Não há solução fácil para acabar com essas caças às bruxas. Grupos de todas as esferas têm tentado acabar com a violência, desde bruxas que autoproclamam protetoras das mulheres, mas que somente enviam "energias positivas" as vítimas de abusos, até grupos de ativistas que realmente têm conseguido avançar, mesmo que pouco a pouco, no combate a esses tipos de crimes. Ao mesmo tempo que eles vêm pressionando os governos a aprovar leis mais rigorosas para punir a violência decorrente de alegações de bruxaria, diversos outros grupos querem mudar as percepções em relação às mulheres e crença sobrenatural. Na verdade, a legislação não é uma cura para a superstição, mas sim o aprimoramento do pensamento crítico.
O medo da população e incompreensão não se limita a Índia, é claro. Em um artigo publicado por Jennifer Latson no site da revista Time, em outubro de 2014, bruxas foram comparadas como terroristas. Recentemente, em uma notícia do jornal "NY Daily News", um xerife do estado americano da Florida enfureceu algumas bruxas locais quando ele as culpou pelo assassinato de uma mãe e seus dois filhos.
A ideia de magia e feitiçaria que é vendida, principalmente pela indústria, nos faz acreditar em poderes ocultos, em belas mulheres maquiadas que lançam feitiços poderosos e fazem poções para combater até mesmo seres malignos. Existem, é claro, outros filmes que seguem o estereótipo da bruxa da branca de neve, tentando nos impressionar e mostrar o quão perigosas, deformadas e "feias" essas pessoas podem ser. Sem contar, é claro, tantas outras que fazem da magia sua profissão, vendendo a ideia, por exemplo, de limpeza energética até mesmo para empresas do Vale do Silício. Entretanto, esse é um assunto que vai muito além de uma coleção de livros ou filmes do Harry Potter.
Fala-se muito em respeitar a crença, a religião, em preservar costumes e tradições. Por um lado temos todo um aspecto eventualmente econômico envolvido, uma vez que sob condições extremamente precárias e sob uma édige corrompida do governo local, fazem com que a população dependa exclusivamente de seus deuses e guias espirituais que se julgam no direito de serem intermediários da Justiça. Por outro temos todo o aspecto eventualmente vil do ser humano, sendo que este não tem limites, independente da alfabetização, do ceticismo ou criação, independente do deus ou humano que um dia deu-lhe a vida, concedendo-lhe o livre arbítrio para apontar o dedo, não para cima, mas para seu semelhante.

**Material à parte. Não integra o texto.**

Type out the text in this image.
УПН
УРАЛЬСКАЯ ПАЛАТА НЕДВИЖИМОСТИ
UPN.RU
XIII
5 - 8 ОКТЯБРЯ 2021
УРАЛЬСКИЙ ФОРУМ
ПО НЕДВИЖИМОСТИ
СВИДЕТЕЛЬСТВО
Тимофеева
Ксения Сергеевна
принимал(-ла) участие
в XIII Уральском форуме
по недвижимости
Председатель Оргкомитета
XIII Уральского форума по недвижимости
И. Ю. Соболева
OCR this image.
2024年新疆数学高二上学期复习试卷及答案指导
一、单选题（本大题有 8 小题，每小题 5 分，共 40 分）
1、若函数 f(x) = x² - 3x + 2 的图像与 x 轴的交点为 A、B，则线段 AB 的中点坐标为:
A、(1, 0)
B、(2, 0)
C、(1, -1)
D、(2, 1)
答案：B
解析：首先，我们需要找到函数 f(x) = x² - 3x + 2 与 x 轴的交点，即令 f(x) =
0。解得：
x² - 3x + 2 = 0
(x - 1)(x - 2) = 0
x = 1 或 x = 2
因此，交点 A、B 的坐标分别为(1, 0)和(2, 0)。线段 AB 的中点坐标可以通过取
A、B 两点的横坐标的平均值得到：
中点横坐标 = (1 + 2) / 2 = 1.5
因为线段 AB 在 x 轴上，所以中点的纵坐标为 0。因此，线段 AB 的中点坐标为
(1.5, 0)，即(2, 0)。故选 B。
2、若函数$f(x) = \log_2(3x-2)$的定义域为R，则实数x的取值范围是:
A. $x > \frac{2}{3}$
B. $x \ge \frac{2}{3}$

Não é de hoje que mulheres são punidas por serem solteiras. No passado colégios católicos viam com maus olhos quando um aluno de uma mãe solteira tentava concorrer a uma vaga. Não é de hoje que pessoas que carregam cicatrizes em seus corpos, vítimas de violência ou doença, e portanto são excluídas da sociedade. Não é de hoje que mulheres são estupradas por bruxaria, sendo que eram por muito menos durante a invasão inglesa a França de D'Arc ou na desastrosa invasão americana ao Vietnã. Não é de hoje que mulheres são punidas constantemente e diariamente por não serem como as que aparecem em capas de revista ou entre aquelas mais populares em instituições de ensino. Não é de hoje que elas carregam nas costas o peso da lei natural de Darwin, uma adaptação sofrida em um ambiente onde os mais fortes sobrevivem.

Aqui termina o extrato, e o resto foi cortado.